Это свойство его натуры наиболее ярко выразилось в предприятии с булавками, затеянном им совместно с Кошкомоевым.
— Под лежачий камень вода не течет, — заявил он, явившись однажды к Кошкомоеву. — Вы, русские капиталисты, и злите меня, и смешите. Бельгиец или англичанин давно бы уже сделали из своих денег миллион… А вы — что? В чулке, небось, их держите?
— Я пойду только в самое верное дело, — осторожно вставил Кошкомоев.
— Спасибо, что сказали, — иронически усмехнулся Чебурдаев. — Значит, по-вашему, мое дело — неверное дело?
— Вы еще не изволили сказать — что именно.
— Сейчас изволю. Как вы думаете, что сейчас больше всего нужно?
— Зон… тики?.. — робко поглядел на него Кошкомоев.
— Что-о-о? Какие зонтики? Для чего? Смеетесь вы надо мной, батенька? Булавки сейчас нужнее всего, вот что, а не зонтики, вот что!
— Бу…булавки?
— Не бубулавки, а просто — булавки. Вы поглядите — куда теперь только не идут булавки? Только что в суп-рассольник их не кладут! Для флажков на географических картах что нужнее всего? Булавки! Для благотворительных жетонов и цветков что наинеобходимее? Булавки! В армию, где с пуговицами некогда возиться, что посылается в громадном количестве? Булавки! В лазаретах при перевязках? Булавки! Согласны вы с этим?
— Co…согласен.
— Вот видите. Такое ужасающее поглощение булавок истощило, конечно, уже все запасы, а никто об этом и не думает… Верно?
— Пожалуй…
— Так если вы согласны, я вам скажу больше: знаете ли вы, что я нашел способ увеличивать полезные свойства каждой булавки вдвое?
— Что вы говорите?
— Вот вам и что! Подумайте: каждую булавку можно эксплуатировать, как две булавки. Это мой секрет, который я, конечно, пока не могу открыть, но…
— Так вы согласны взять меня в компанию? — быстро спросил Кошкомоев, боясь, что Чебурдаев передумает.
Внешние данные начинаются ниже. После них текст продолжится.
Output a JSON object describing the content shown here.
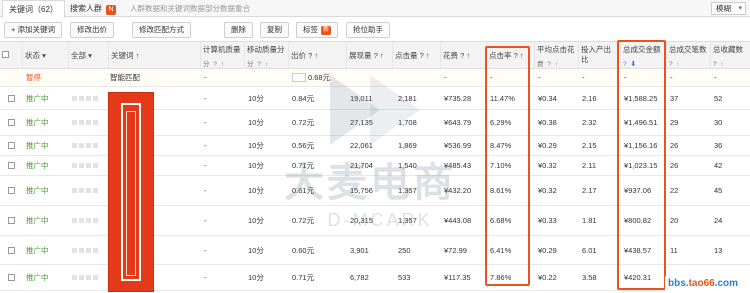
{
  "tabs": [
    {
      "label": "关键词（62）",
      "active": true
    },
    {
      "label": "搜索人群",
      "active": false,
      "badge": "N"
    }
  ],
  "tab_note": "人群数据和关键词数据部分数据重合",
  "mode_select": "模糊",
  "toolbar": {
    "add_keyword": "+ 添加关键词",
    "edit_bid": "修改出价",
    "edit_match": "修改匹配方式",
    "delete": "删除",
    "copy": "复制",
    "tag": "标签",
    "tag_badge": "新",
    "grab_helper": "抢位助手"
  },
  "columns": {
    "status": "状态",
    "all": "全部",
    "keyword": "关键词",
    "pc_score": "计算机质量",
    "pc_score_sub": "分",
    "mobile_score": "移动质量分",
    "mobile_score_sub": "分",
    "bid": "出价",
    "impressions": "展现量",
    "clicks": "点击量",
    "cost": "花费",
    "ctr": "点击率",
    "avg_cpc": "平均点击花",
    "avg_cpc_sub": "费",
    "roi": "投入产出比",
    "gmv": "总成交金额",
    "orders": "总成交笔数",
    "favorites": "总收藏数"
  },
  "smart_row": {
    "status": "暂停",
    "keyword": "智能匹配",
    "pc_score": "-",
    "bid": "0.68元",
    "cost": "-",
    "ctr": "-",
    "avg_cpc": "-",
    "roi": "-",
    "gmv": "-",
    "orders": "-",
    "favorites": "-"
  },
  "rows": [
    {
      "status": "推广中",
      "pc": "-",
      "mobile": "10分",
      "bid": "0.84元",
      "impr": "19,011",
      "clicks": "2,181",
      "cost": "¥735.28",
      "ctr": "11.47%",
      "cpc": "¥0.34",
      "roi": "2.16",
      "gmv": "¥1,588.25",
      "orders": "37",
      "fav": "52"
    },
    {
      "status": "推广中",
      "pc": "-",
      "mobile": "10分",
      "bid": "0.72元",
      "impr": "27,135",
      "clicks": "1,708",
      "cost": "¥643.79",
      "ctr": "6.29%",
      "cpc": "¥0.38",
      "roi": "2.32",
      "gmv": "¥1,496.51",
      "orders": "29",
      "fav": "30"
    },
    {
      "status": "推广中",
      "pc": "-",
      "mobile": "10分",
      "bid": "0.56元",
      "impr": "22,061",
      "clicks": "1,869",
      "cost": "¥536.99",
      "ctr": "8.47%",
      "cpc": "¥0.29",
      "roi": "2.15",
      "gmv": "¥1,156.16",
      "orders": "26",
      "fav": "36"
    },
    {
      "status": "推广中",
      "pc": "-",
      "mobile": "10分",
      "bid": "0.71元",
      "impr": "21,704",
      "clicks": "1,540",
      "cost": "¥485.43",
      "ctr": "7.10%",
      "cpc": "¥0.32",
      "roi": "2.11",
      "gmv": "¥1,023.15",
      "orders": "26",
      "fav": "42"
    },
    {
      "status": "推广中",
      "pc": "-",
      "mobile": "10分",
      "bid": "0.61元",
      "impr": "15,756",
      "clicks": "1,357",
      "cost": "¥432.20",
      "ctr": "8.61%",
      "cpc": "¥0.32",
      "roi": "2.17",
      "gmv": "¥937.06",
      "orders": "22",
      "fav": "45"
    },
    {
      "status": "推广中",
      "pc": "-",
      "mobile": "10分",
      "bid": "0.72元",
      "impr": "20,315",
      "clicks": "1,357",
      "cost": "¥443.08",
      "ctr": "6.68%",
      "cpc": "¥0.33",
      "roi": "1.81",
      "gmv": "¥800.82",
      "orders": "20",
      "fav": "24"
    },
    {
      "status": "推广中",
      "pc": "-",
      "mobile": "10分",
      "bid": "0.60元",
      "impr": "3,901",
      "clicks": "250",
      "cost": "¥72.99",
      "ctr": "6.41%",
      "cpc": "¥0.29",
      "roi": "6.01",
      "gmv": "¥438.57",
      "orders": "11",
      "fav": "13"
    },
    {
      "status": "推广中",
      "pc": "-",
      "mobile": "10分",
      "bid": "0.71元",
      "impr": "6,782",
      "clicks": "533",
      "cost": "¥117.35",
      "ctr": "7.86%",
      "cpc": "¥0.22",
      "roi": "3.58",
      "gmv": "¥420.31",
      "orders": "",
      "fav": "12"
    }
  ],
  "watermark": {
    "main": "大麦电商",
    "sub": "D-MCARK"
  },
  "footer_logo": {
    "part1": "bbs.",
    "part2": "tao66",
    "part3": ".com"
  },
  "colors": {
    "accent": "#e8541e",
    "active_status": "#4a9a2e",
    "sort_blue": "#1f76c8"
  }
}
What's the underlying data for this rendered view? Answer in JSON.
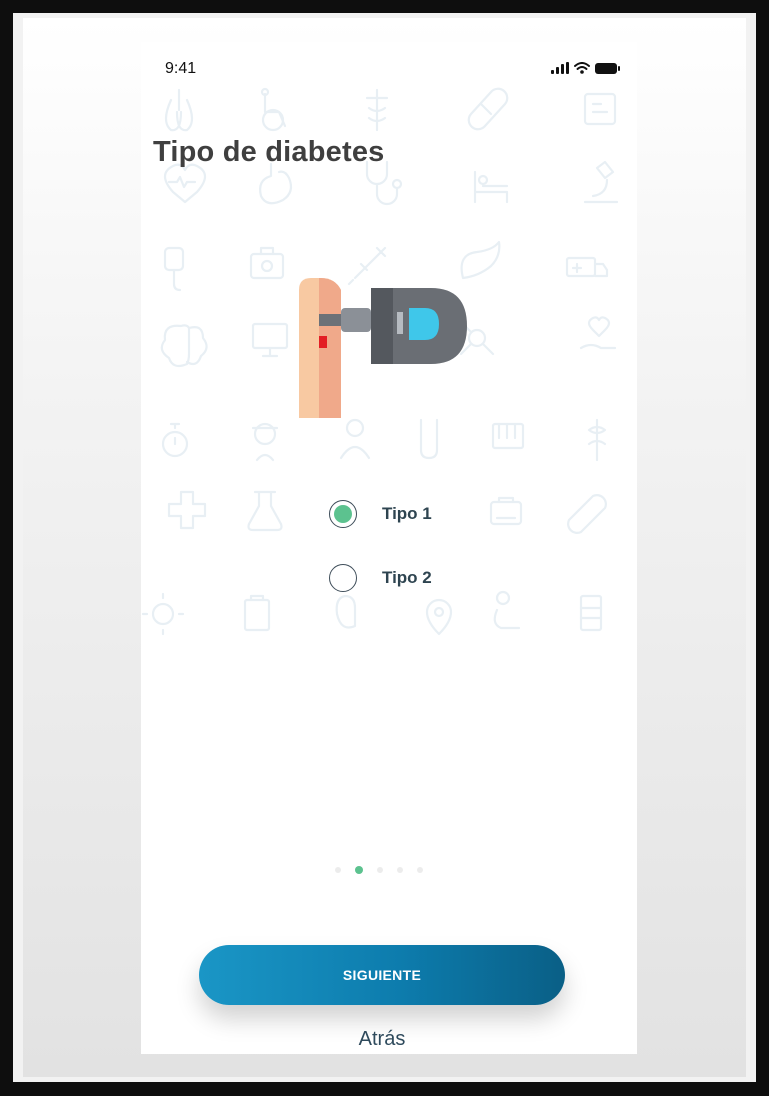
{
  "status_bar": {
    "time": "9:41"
  },
  "page": {
    "title": "Tipo de diabetes"
  },
  "illustration": {
    "name": "glucometer-finger-illustration"
  },
  "options": [
    {
      "label": "Tipo 1",
      "selected": true
    },
    {
      "label": "Tipo 2",
      "selected": false
    }
  ],
  "pagination": {
    "count": 5,
    "active_index": 1
  },
  "buttons": {
    "next_label": "SIGUIENTE",
    "back_label": "Atrás"
  },
  "colors": {
    "accent_green": "#5cc28f",
    "button_blue_start": "#1a96c6",
    "button_blue_end": "#0a5f86",
    "text_dark": "#3f3f3f",
    "label_color": "#2e4450"
  }
}
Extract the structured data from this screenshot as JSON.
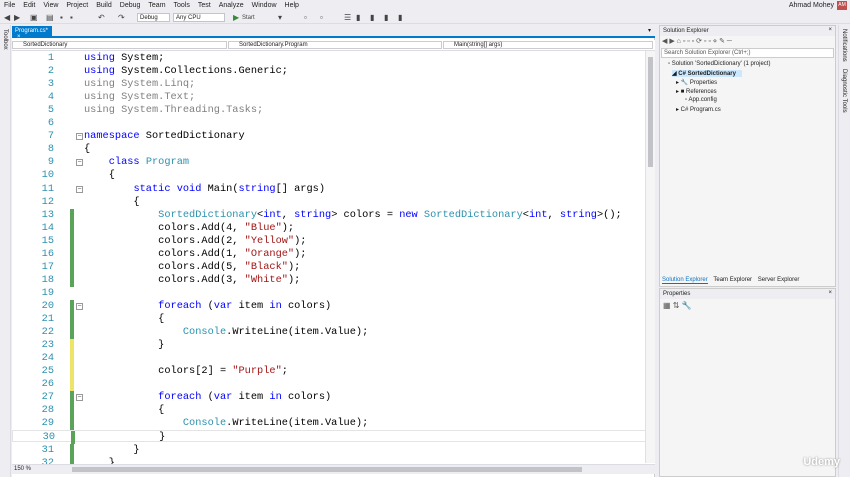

— Возьму. Пять тысяч — и мы загремим на всю Россию. Завтра же я еду на Урал — в центр металлургической промышленности.
* * *
Первое письмо из «района Урала» заключало в себе несколько бодрых строк о покупке машин, переговорах с рабочими и коммивояжерами, а второе письмо гласило вот что:
«Человек предполагает, а Бог располагает. Коммивояжеры отказываются брать булавки моей системы. Неужели немецкие товары до сих пор еще душат русскую промышленность? Теперь я могу сообщить вам сущность моего изобретения, увеличивающего полезные свойства булавок вдвое. Я рассуждал так: самое полезное в булавке — ее острие. Головка булавки непосредственной пользы не приносит. Итак, что нужно было сделать, чтобы повысить полезные свойства булавки без затраты материала? И я придумал… У меня каждый конец, каждая сторона булавки имеет по острию… Но когда я изготовил первые десять миллионов, выяснилось, что двусторонние булавки при вкалывании во что-нибудь втыкаются одной стороной в палец. Тогда я экстренно выпустил несколько тысяч наперстков, являющихся, как вам известно, лучшим предохранителем против острых предметов, соприкасающихся с пальцем, но тут-то коммивояжеры и заявили, что моего товара брать не будут. Я льстил, угрожал, делал им всяческие льготы — не берут. Да… Много еще косности и темноты в тебе, матушка Россия! Надеюсь, что вы на меня не в претензии, ибо нет дела, не сопряженного с риском. Во всяком случае, сама сущность моего изобретения гарантирует меня от упрека в односторонности… Ваш огорченный Чебурдаев».